In her weekly political column today, Dominion Post political editor Tracy Watkins refers to the propensity of some politicians for bawling out journalists. She mentions two: Michael Cullen and Winston Peters. But I suspect that most experienced reporters and editors, including those who have never worked in the press gallery, would be able to produce their own lists of public figures who are capable of rude, aggressive and intimidating behaviour toward journalists. Some make a deliberate practice of it.
I once had a friend who edited a provincial paper. He was a tough and seasoned operator, but a visit from the local mayor – a nasty bully of a man, accustomed to getting his own way – would leave him white-faced and trembling. The mayor didn’t like the way the paper reported council affairs, and reasoned that the same intimidating behaviour that cowed his council opponents into silence would also frighten the paper into seeing things his way. (Mayors, in my experience, can be some of the worst offenders, perhaps because they usually only have one or two local journalists to bring to heel – much easier than a stroppy and sometimes tribal press gallery – and because the protocols of acceptable behaviour are less clearly defined at local government level than in Parliament.)
There is a convention that these unpleasant encounters remain in-house – a sort of journalistic equivalent of the old rugby rule that what happens on the field stays on the field. Reporters and editors rarely write about the abuse they sometimes get from people holding public office. But I wonder whether this code of honour (if that’s what it is) is misguided.
The late Frank Haden used to refer to politicians as “my employees”. He was right in the sense that they are paid by, and accountable to, the public. While I wouldn’t go so far as the American journalist who famously said there was only way to look at politicians, and that was down, people in public office need to understand that they are the ones under public scrutiny; they are the ones who must account, in a democracy, for their statements and actions. They have got things completely arse about face, if you’ll pardon the expression, when they behave as if journalists – who are the public’s proxies, after all – are accountable to them rather than vice versa.

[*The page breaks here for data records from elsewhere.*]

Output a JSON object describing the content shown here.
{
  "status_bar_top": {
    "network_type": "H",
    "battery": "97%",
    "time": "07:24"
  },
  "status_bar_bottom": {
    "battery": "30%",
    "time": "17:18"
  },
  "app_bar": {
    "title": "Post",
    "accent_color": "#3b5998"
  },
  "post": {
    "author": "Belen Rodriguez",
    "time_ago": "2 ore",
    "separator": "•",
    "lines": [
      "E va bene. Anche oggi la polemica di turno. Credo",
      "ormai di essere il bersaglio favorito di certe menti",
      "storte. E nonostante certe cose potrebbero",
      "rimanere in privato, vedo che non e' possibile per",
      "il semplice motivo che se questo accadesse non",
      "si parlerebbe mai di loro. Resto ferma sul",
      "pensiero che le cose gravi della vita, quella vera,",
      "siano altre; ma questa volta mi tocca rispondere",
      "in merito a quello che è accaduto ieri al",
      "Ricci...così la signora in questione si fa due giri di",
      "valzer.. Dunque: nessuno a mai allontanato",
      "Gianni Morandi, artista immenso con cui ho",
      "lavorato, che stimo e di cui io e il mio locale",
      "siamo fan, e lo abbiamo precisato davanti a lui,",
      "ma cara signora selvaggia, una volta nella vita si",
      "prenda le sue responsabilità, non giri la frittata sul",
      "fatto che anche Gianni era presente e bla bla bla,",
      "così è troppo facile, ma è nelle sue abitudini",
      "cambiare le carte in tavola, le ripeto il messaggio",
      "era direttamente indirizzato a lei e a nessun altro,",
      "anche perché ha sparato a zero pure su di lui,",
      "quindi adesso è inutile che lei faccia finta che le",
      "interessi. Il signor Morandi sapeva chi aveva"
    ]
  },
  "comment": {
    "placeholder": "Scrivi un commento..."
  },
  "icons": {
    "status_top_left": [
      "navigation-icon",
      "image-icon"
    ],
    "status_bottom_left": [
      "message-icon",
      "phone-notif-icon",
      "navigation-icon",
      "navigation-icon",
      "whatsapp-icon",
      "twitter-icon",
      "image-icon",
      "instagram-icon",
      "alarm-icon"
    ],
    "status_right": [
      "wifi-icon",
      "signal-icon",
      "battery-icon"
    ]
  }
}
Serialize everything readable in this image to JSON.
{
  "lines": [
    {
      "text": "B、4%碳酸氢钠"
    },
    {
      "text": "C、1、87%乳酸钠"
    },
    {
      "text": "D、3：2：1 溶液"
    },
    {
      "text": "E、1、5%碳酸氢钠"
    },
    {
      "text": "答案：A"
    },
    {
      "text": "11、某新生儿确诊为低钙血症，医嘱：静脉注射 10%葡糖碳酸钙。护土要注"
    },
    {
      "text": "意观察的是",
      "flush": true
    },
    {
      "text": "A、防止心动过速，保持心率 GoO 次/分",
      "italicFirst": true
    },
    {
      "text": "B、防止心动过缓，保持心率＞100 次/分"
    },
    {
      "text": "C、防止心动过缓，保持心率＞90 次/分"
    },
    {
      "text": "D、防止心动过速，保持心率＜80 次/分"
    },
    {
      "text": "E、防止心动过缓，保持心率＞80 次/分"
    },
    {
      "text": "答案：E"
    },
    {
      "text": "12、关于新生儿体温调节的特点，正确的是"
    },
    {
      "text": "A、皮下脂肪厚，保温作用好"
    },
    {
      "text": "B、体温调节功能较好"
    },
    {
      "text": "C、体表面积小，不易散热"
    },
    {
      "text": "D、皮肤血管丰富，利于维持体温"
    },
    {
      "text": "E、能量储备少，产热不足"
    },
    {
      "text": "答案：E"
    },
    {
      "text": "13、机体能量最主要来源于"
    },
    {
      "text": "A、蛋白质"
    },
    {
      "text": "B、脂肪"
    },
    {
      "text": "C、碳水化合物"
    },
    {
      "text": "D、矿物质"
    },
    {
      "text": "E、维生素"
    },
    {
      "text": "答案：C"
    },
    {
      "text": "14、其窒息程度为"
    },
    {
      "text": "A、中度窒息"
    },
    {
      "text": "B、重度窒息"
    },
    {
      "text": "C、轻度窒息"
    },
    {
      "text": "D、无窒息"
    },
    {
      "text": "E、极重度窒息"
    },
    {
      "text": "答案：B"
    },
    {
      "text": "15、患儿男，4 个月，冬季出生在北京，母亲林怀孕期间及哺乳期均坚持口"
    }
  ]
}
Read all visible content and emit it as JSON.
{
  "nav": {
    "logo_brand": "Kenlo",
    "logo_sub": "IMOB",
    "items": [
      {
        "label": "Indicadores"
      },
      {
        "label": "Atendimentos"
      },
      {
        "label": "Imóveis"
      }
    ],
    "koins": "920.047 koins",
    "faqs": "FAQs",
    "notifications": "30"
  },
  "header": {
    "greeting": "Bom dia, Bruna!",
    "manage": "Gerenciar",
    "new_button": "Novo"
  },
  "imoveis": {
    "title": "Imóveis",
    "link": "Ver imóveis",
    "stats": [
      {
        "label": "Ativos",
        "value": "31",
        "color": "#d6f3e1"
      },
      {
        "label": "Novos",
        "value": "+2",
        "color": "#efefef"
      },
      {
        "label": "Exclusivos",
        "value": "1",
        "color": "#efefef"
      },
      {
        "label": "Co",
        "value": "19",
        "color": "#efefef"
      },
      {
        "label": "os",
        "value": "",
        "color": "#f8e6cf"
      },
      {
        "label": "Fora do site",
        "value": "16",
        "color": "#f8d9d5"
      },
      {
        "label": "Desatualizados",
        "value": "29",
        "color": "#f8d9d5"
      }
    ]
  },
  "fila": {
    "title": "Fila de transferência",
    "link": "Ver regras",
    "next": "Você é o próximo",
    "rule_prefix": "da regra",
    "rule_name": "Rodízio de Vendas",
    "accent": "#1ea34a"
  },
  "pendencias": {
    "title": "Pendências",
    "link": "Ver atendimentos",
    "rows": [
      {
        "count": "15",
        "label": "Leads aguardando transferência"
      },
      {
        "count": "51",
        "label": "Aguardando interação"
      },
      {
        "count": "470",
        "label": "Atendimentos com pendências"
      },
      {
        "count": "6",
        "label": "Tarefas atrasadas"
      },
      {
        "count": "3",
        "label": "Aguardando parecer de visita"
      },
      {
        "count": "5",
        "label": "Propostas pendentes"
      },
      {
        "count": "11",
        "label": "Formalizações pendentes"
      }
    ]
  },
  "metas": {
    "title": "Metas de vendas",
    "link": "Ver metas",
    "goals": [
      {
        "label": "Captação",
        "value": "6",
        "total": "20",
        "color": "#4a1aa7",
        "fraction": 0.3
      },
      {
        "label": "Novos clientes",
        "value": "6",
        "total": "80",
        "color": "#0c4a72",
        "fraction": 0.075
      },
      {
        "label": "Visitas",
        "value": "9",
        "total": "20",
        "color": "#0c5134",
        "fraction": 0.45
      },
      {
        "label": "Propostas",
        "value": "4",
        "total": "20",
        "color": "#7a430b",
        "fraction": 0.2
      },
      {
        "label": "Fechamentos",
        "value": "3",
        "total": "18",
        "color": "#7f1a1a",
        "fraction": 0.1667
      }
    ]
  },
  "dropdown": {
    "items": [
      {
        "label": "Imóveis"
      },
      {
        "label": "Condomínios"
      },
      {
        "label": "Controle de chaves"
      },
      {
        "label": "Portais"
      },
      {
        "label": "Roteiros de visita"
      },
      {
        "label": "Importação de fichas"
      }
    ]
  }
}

None of this absolves journalists of the duty to report fairly and accurately. But it does mean they are entitled to go about their work without being subjected to browbeating outbursts from politicians who are angry and frustrated because the media don’t always report things the way they would like.
Maybe it would discourage the bullies (not all of whom are male, incidentally) if journalists more often reported what goes on behind the scenes, so that voters could see their elected representatives as they really are. Just a thought.